To stop the application, run:

```
make down
```

To clean the logs and data:

```
make clean
```

## Deployment

If you have successfully built the OpenECPDS containers and enabled Kubernetes in Docker, navigate to the following directory where a [Makefile](deploy/kubernetes/Makefile) is available:

```
cd deploy/kubernetes
```

To convert the [docker-compose.yml](deploy/kubernetes/docker-compose.yml) file into Kubernetes YAML files in the `k8s-configs` directory and start the pods, run:

```
make build
```

If successful, use the following command to get the port mappings needed to connect from outside the cluster:

```
make ports
```

If the default port for the monitoring interface has not been updated in the `docker-compose.yml` file, you can find the external port by checking the redirection for port 3443, for example:

3443 -> 32034/TCP

You can then use your browser to access the monitoring interface at:

https://127.0.0.1:32034

To get the YAML files for all pods, PVs, and PVCs (you can redirect the output to capture the full configuration), run:

```
make yaml
```

To delete all Kubernetes resources and stop the pods:

```
make delete
```

## Support Materials

You can access the Javadoc API documentation for OpenECPDS at the following link: [Javadocs](https://ecmwf.github.io/open-ecpds/apidocs/).
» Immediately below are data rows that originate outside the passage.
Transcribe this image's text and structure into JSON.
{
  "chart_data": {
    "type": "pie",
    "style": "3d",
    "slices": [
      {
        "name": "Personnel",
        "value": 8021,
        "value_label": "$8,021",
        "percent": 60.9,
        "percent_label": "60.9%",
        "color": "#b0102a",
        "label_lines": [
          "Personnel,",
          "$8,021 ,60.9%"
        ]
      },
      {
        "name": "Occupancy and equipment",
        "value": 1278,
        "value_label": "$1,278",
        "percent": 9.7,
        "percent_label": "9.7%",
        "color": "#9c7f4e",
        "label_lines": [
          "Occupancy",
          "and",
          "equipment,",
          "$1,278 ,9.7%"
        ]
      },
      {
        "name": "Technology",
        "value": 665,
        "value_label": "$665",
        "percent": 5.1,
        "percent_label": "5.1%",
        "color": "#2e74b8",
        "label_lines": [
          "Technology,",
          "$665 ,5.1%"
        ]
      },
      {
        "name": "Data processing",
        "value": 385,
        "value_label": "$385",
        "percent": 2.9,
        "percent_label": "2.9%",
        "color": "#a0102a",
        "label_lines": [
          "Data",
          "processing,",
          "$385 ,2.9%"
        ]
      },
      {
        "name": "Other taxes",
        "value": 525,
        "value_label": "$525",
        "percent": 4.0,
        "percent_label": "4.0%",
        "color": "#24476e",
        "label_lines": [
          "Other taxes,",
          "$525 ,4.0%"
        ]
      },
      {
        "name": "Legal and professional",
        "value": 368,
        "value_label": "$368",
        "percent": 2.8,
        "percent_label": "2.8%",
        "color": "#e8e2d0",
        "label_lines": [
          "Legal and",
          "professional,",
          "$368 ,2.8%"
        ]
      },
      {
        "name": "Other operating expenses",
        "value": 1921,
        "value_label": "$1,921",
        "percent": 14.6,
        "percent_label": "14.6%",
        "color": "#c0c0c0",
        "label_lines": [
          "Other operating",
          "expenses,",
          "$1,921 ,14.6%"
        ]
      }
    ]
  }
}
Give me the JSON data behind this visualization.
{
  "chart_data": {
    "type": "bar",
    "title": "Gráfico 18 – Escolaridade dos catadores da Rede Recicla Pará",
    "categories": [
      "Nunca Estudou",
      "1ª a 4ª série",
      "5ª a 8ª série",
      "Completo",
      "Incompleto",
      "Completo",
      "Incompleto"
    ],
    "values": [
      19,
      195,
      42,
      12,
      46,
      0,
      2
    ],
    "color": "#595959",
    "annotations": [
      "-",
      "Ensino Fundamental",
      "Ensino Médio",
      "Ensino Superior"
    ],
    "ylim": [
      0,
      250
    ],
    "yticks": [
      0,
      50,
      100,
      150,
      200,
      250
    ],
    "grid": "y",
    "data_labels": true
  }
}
This comprehensive documentation provides detailed information about the classes, methods, and functionalities available, serving as a valuable resource for developers.

Additionally, you can find the OpenECPDS options for various editors at this link: [OpenECPDS Options](Options.md). This documentation outlines the configurable options available in the OpenECPDS editors, helping users to customize their experience and optimize their workflow effectively.